Christine: 08:06 As I was helping him with his project, I thought, well, you know, why not use this to type in their names and take a look? So I did, I typed in, I pulled out the paperwork again and looked at the paper with their names on it and typed it in to ancestry and found a record that they got married, um, a couple of years after I was born. So I was probably around two or three, I want to say, um, when the two name, when my mother and that witness named got married. So that made me feel even stronger, stronger that, that could have been my biological father. He really made me feel like, okay, you know, they, they had a relationship, you know, there probably was some love there, you know, and it kind of made me feel more, you know, more comfortable with the idea of my conception.

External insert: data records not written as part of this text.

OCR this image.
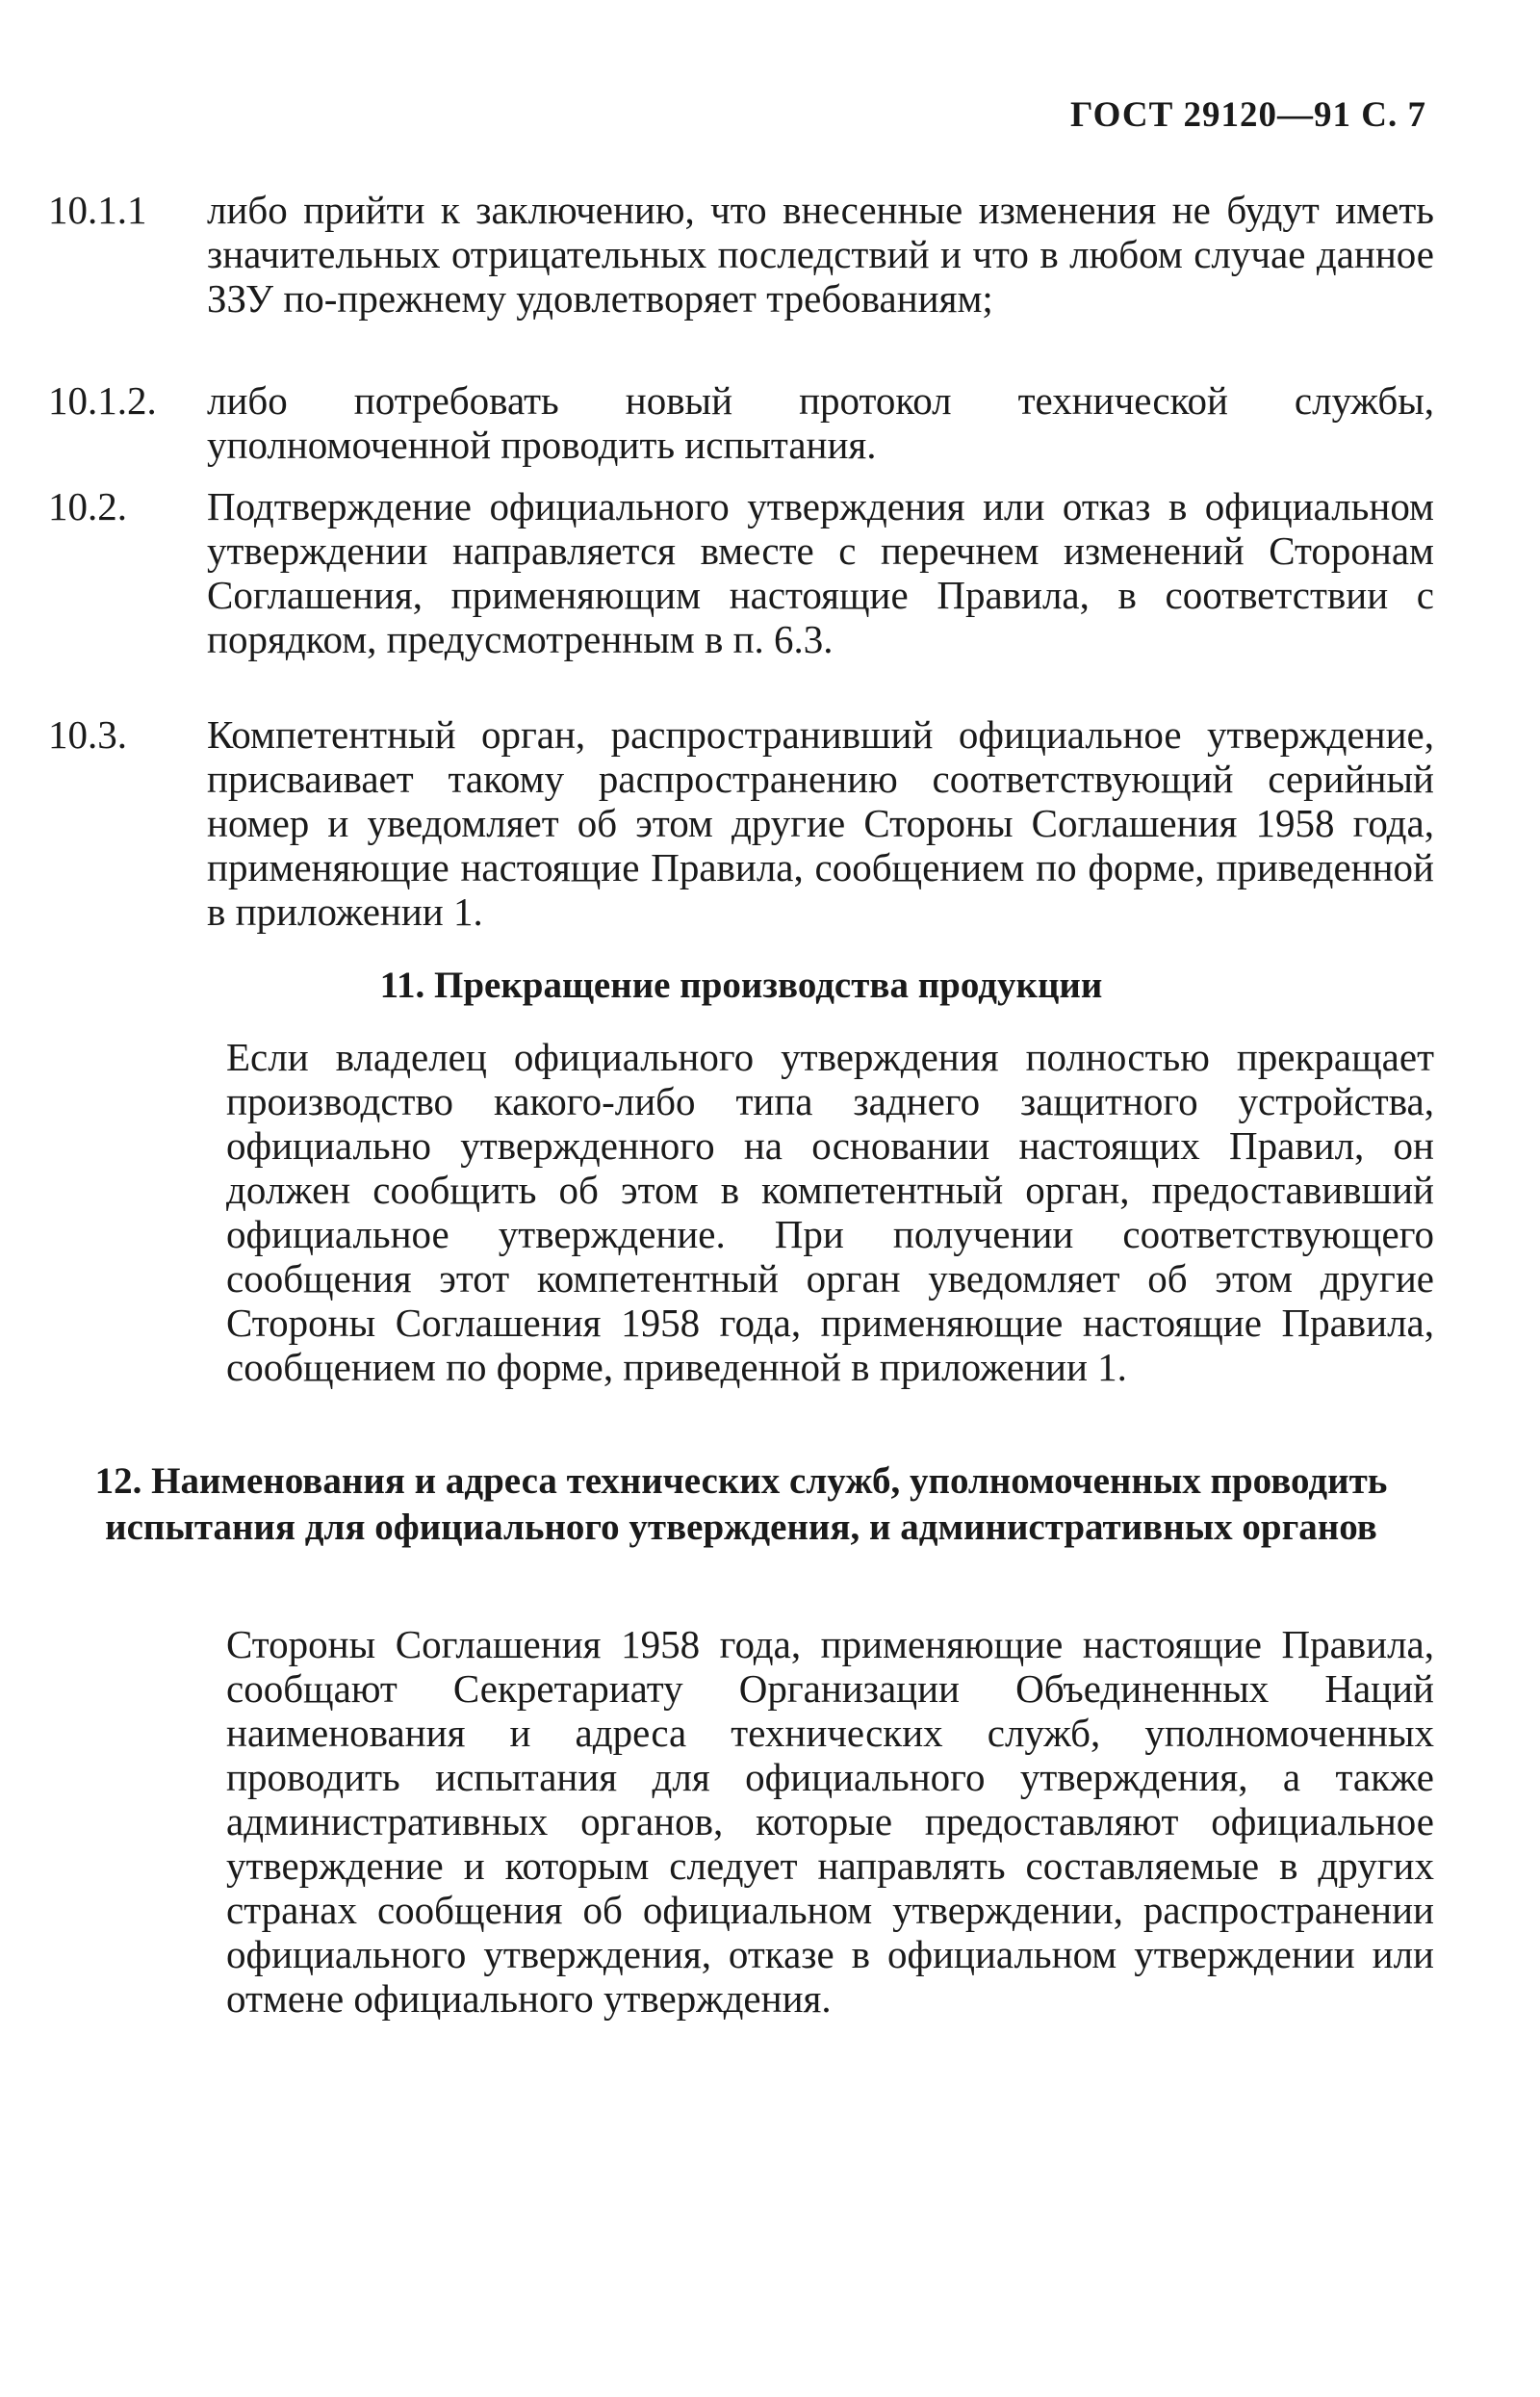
ГОСТ 29120—91 С. 7
10.1.1	либо прийти к заключению, что внесенные изменения не будут иметь значительных отрицательных последствий и что в любом случае данное ЗЗУ по-прежнему удовлетворяет требованиям;
10.1.2.	либо потребовать новый протокол технической службы, уполномоченной проводить испытания.
10.2.	Подтверждение официального утверждения или отказ в официальном утверждении направляется вместе с перечнем изменений Сторонам Соглашения, применяющим настоящие Правила, в соответствии с порядком, предусмотренным в п. 6.3.
10.3.	Компетентный орган, распространивший официальное утверждение, присваивает такому распространению соответствующий серийный номер и уведомляет об этом другие Стороны Соглашения 1958 года, применяющие настоящие Правила, сообщением по форме, приведенной в приложении 1.
11. Прекращение производства продукции
Если владелец официального утверждения полностью прекращает производство какого-либо типа заднего защитного устройства, официально утвержденного на основании настоящих Правил, он должен сообщить об этом в компетентный орган, предоставивший официальное утверждение. При получении соответствующего сообщения этот компетентный орган уведомляет об этом другие Стороны Соглашения 1958 года, применяющие настоящие Правила, сообщением по форме, приведенной в приложении 1.
12. Наименования и адреса технических служб, уполномоченных проводить испытания для официального утверждения, и административных органов
Стороны Соглашения 1958 года, применяющие настоящие Правила, сообщают Секретариату Организации Объединенных Наций наименования и адреса технических служб, уполномоченных проводить испытания для официального утверждения, а также административных органов, которые предоставляют официальное утверждение и которым следует направлять составляемые в других странах сообщения об официальном утверждении, распространении официального утверждения, отказе в официальном утверждении или отмене официального утверждения.
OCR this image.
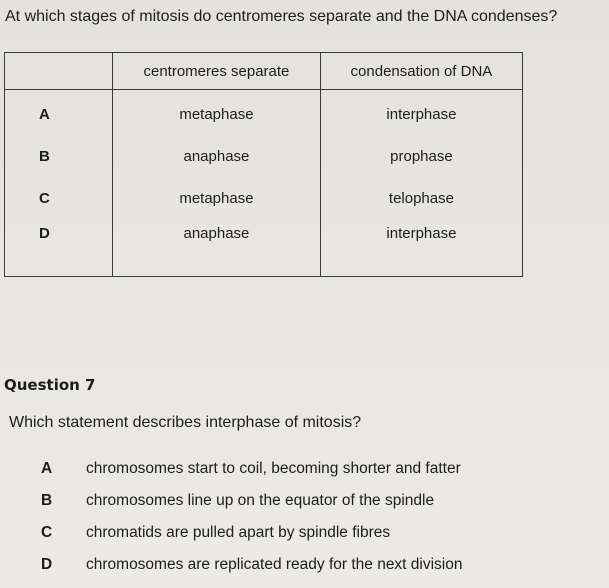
At which stages of mitosis do centromeres separate and the DNA condenses?
	centromeres separate	condensation of DNA
A	metaphase	interphase
B	anaphase	prophase
C	metaphase	telophase
D	anaphase	interphase
Question 7
Which statement describes interphase of mitosis?
A	chromosomes start to coil, becoming shorter and fatter
B	chromosomes line up on the equator of the spindle
C	chromatids are pulled apart by spindle fibres
D	chromosomes are replicated ready for the next division
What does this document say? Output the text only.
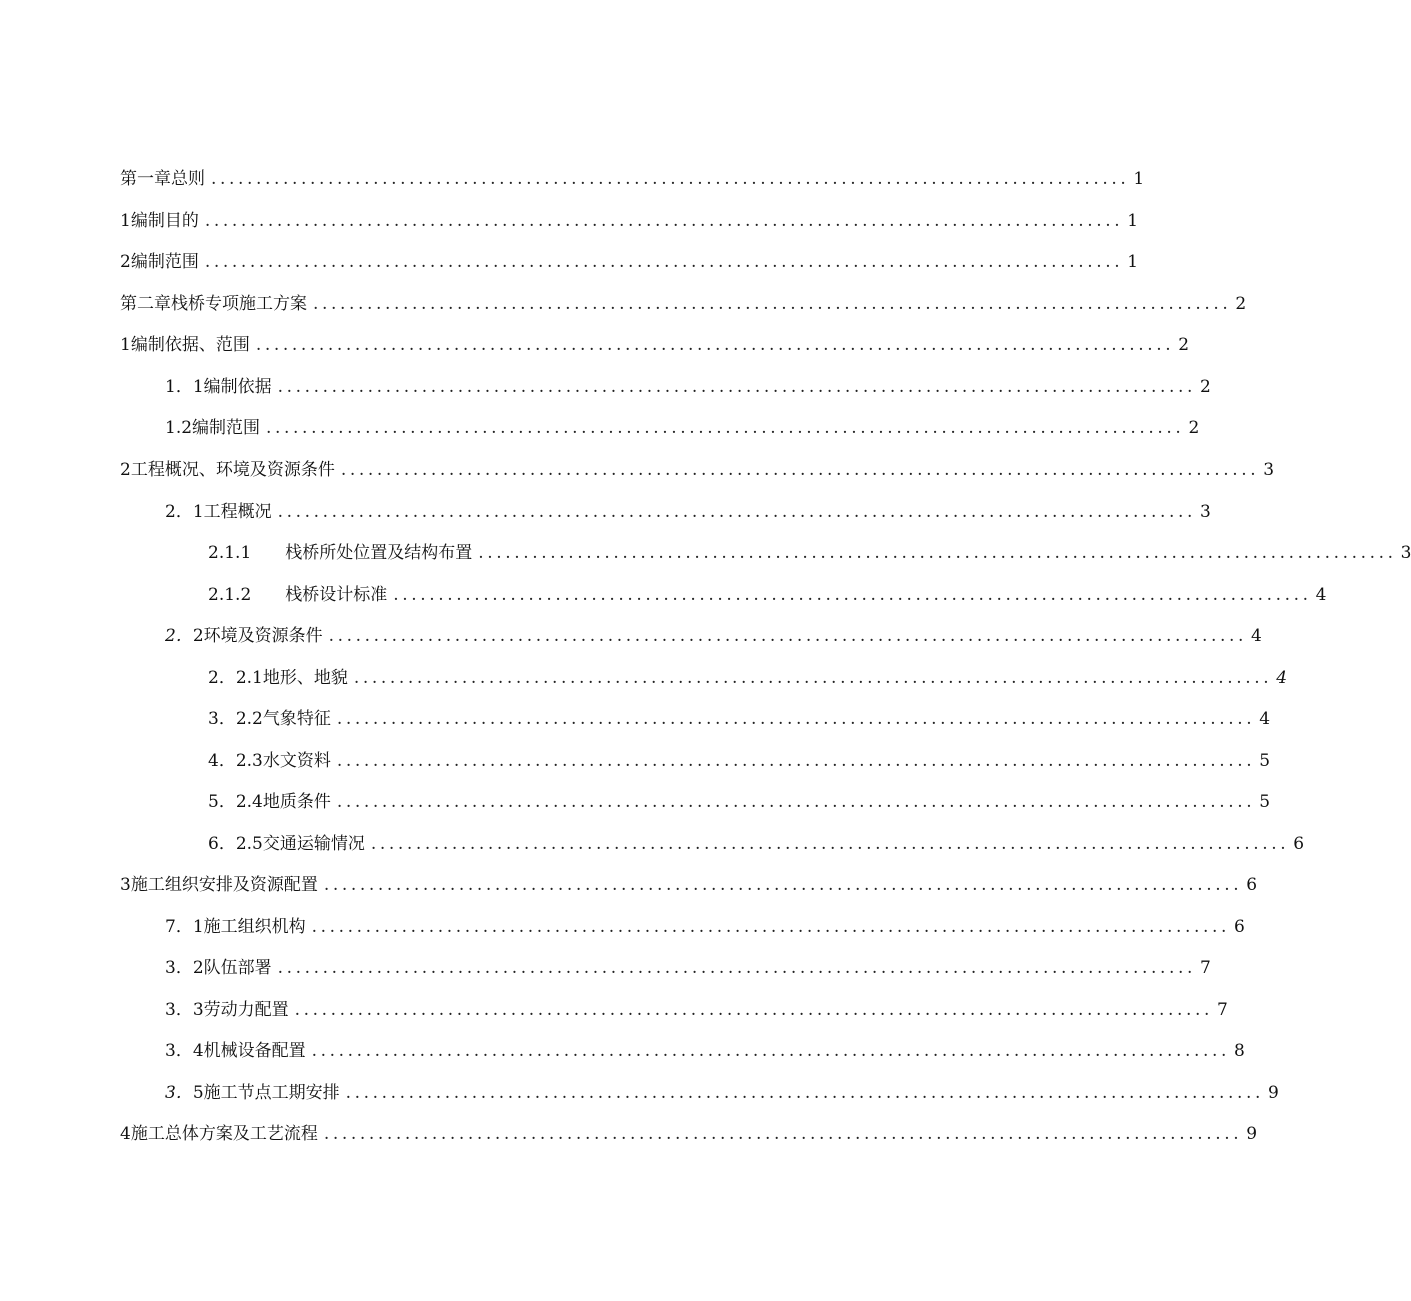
第一章总则 ...................................................................................................... 1
1编制目的 ...................................................................................................... 1
2编制范围 ...................................................................................................... 1
第二章栈桥专项施工方案 ...................................................................................................... 2
1编制依据、范围 ...................................................................................................... 2
1．1编制依据 ...................................................................................................... 2
1.2编制范围 ...................................................................................................... 2
2工程概况、环境及资源条件 ...................................................................................................... 3
2．1工程概况 ...................................................................................................... 3
2.1.1　　栈桥所处位置及结构布置 ...................................................................................................... 3
2.1.2　　栈桥设计标准 ...................................................................................................... 4
2．2环境及资源条件 ...................................................................................................... 4
2．2.1地形、地貌 ...................................................................................................... 4
3．2.2气象特征 ...................................................................................................... 4
4．2.3水文资料 ...................................................................................................... 5
5．2.4地质条件 ...................................................................................................... 5
6．2.5交通运输情况 ...................................................................................................... 6
3施工组织安排及资源配置 ...................................................................................................... 6
7．1施工组织机构 ...................................................................................................... 6
3．2队伍部署 ...................................................................................................... 7
3．3劳动力配置 ...................................................................................................... 7
3．4机械设备配置 ...................................................................................................... 8
3．5施工节点工期安排 ...................................................................................................... 9
4施工总体方案及工艺流程 ...................................................................................................... 9
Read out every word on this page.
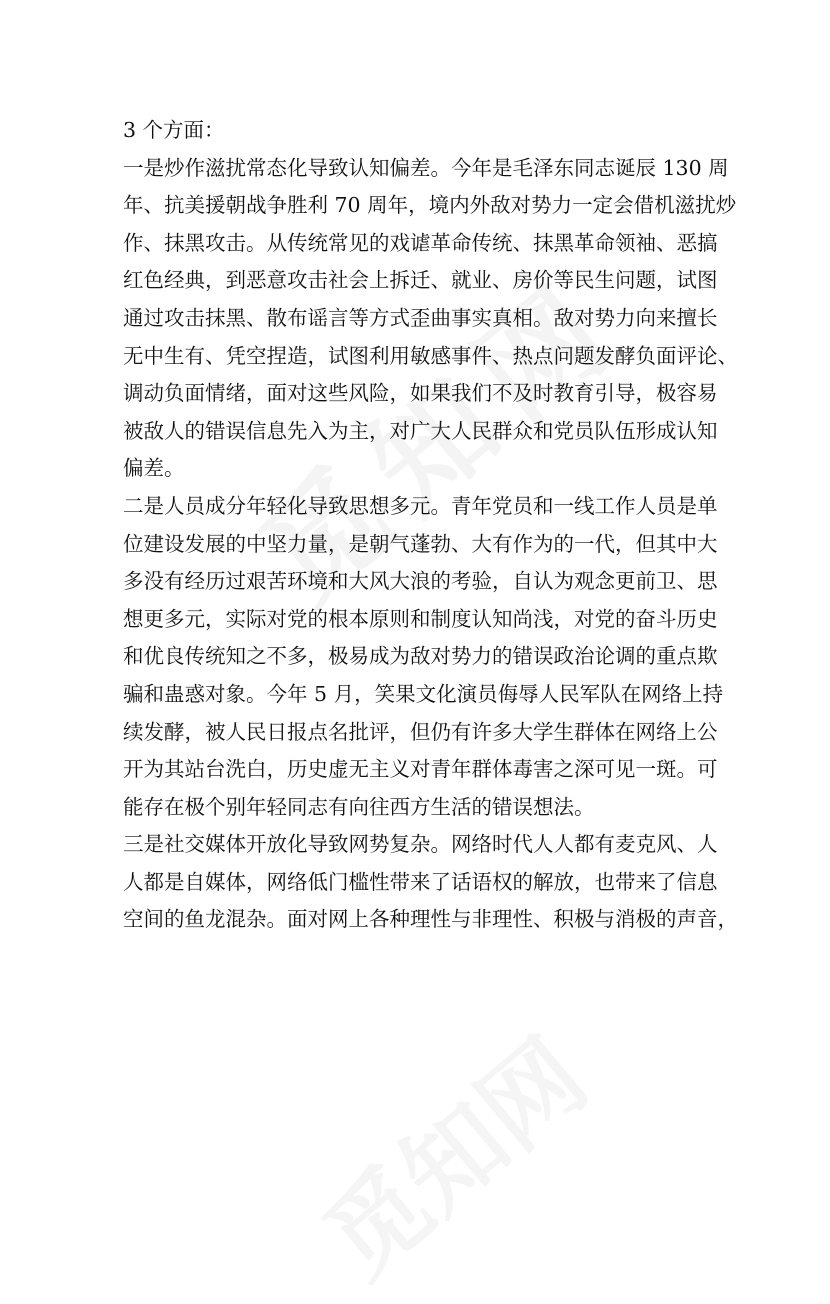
3 个方面：
一是炒作滋扰常态化导致认知偏差。今年是毛泽东同志诞辰 130 周
年、抗美援朝战争胜利 70 周年，境内外敌对势力一定会借机滋扰炒
作、抹黑攻击。从传统常见的戏谑革命传统、抹黑革命领袖、恶搞
红色经典，到恶意攻击社会上拆迁、就业、房价等民生问题，试图
通过攻击抹黑、散布谣言等方式歪曲事实真相。敌对势力向来擅长
无中生有、凭空捏造，试图利用敏感事件、热点问题发酵负面评论、
调动负面情绪，面对这些风险，如果我们不及时教育引导，极容易
被敌人的错误信息先入为主，对广大人民群众和党员队伍形成认知
偏差。
二是人员成分年轻化导致思想多元。青年党员和一线工作人员是单
位建设发展的中坚力量，是朝气蓬勃、大有作为的一代，但其中大
多没有经历过艰苦环境和大风大浪的考验，自认为观念更前卫、思
想更多元，实际对党的根本原则和制度认知尚浅，对党的奋斗历史
和优良传统知之不多，极易成为敌对势力的错误政治论调的重点欺
骗和蛊惑对象。今年 5 月，笑果文化演员侮辱人民军队在网络上持
续发酵，被人民日报点名批评，但仍有许多大学生群体在网络上公
开为其站台洗白，历史虚无主义对青年群体毒害之深可见一斑。可
能存在极个别年轻同志有向往西方生活的错误想法。
三是社交媒体开放化导致网势复杂。网络时代人人都有麦克风、人
人都是自媒体，网络低门槛性带来了话语权的解放，也带来了信息
空间的鱼龙混杂。面对网上各种理性与非理性、积极与消极的声音，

Damon: 09:02 Christie trace the people as far as she could without definitive information about their identities. All she could see was that they were very young when they were married and unfortunately another record revealed they divorced few years later. She turned to the open Internet where she found an address matching her mother’s name. christie paused and sat with the address. She questioned whether that address could be correct, whether she should send a letter out of the blue and if she might be outing her birth mother, if her birth was a secret. Fear of rejection prevented Christie from taking any other steps. Years later in 2010, she was at home alone one Friday afternoon watching a TV program where a man takes on the task of reuniting people. Christie found herself wishing that man was calling her to say someone was looking for her to complete a reunion. She pulled out her paperwork again and researched San Diego where she was born and found the man’s name.
Christine: 09:59 She’s a professor at, at a university in San Diego and it’s brought up his page and it had a picture of him and I looked at the picture and I thought, well they don’t see an obvious resemblance, but he looks to be about the right age and he doesn’t not look like me. And so I kinda sat there with it for about 45 minutes and looked at it and there was an email address there, but it was a professional email address. So I thought well, should I send an email? Could create problems for, I don’t know. And finally I just thought, you know, if I don’t do it, you know, I was, I was about 47 at the time and you know, so that meant he would have probably been in his sixties. I thought, you know, we’re both getting older. If I don’t do it, they’re, they’re just more likely by the time I do it for something to have happened for them to have passed away or whatever. So I finally just went ahead and scratched out a quick email
Damon: 11:05 she described who She was explained that she was looking for biological parents and that the man’s name came up as a potential match. She said if he was interested he could email her back. She went about the rest of her afternoon, not really expecting an answer to come back Very soon.
Christine: 11:21 later that night I happened to open up my computer and there was an email back from him and in the subject line he had written, yes, I am your father. And I know it was stunned. I was and I, you know, my husband was sitting over in another chair and all of a sudden I was like, oh my God, Oh my God. And I hadn’t even told him what I had done because I just didn’t expect the response soon, so I hadn’t even really thought to tell him what they’d done and it was so crazy that all of a sudden I decided to it and then there he is waiting for it.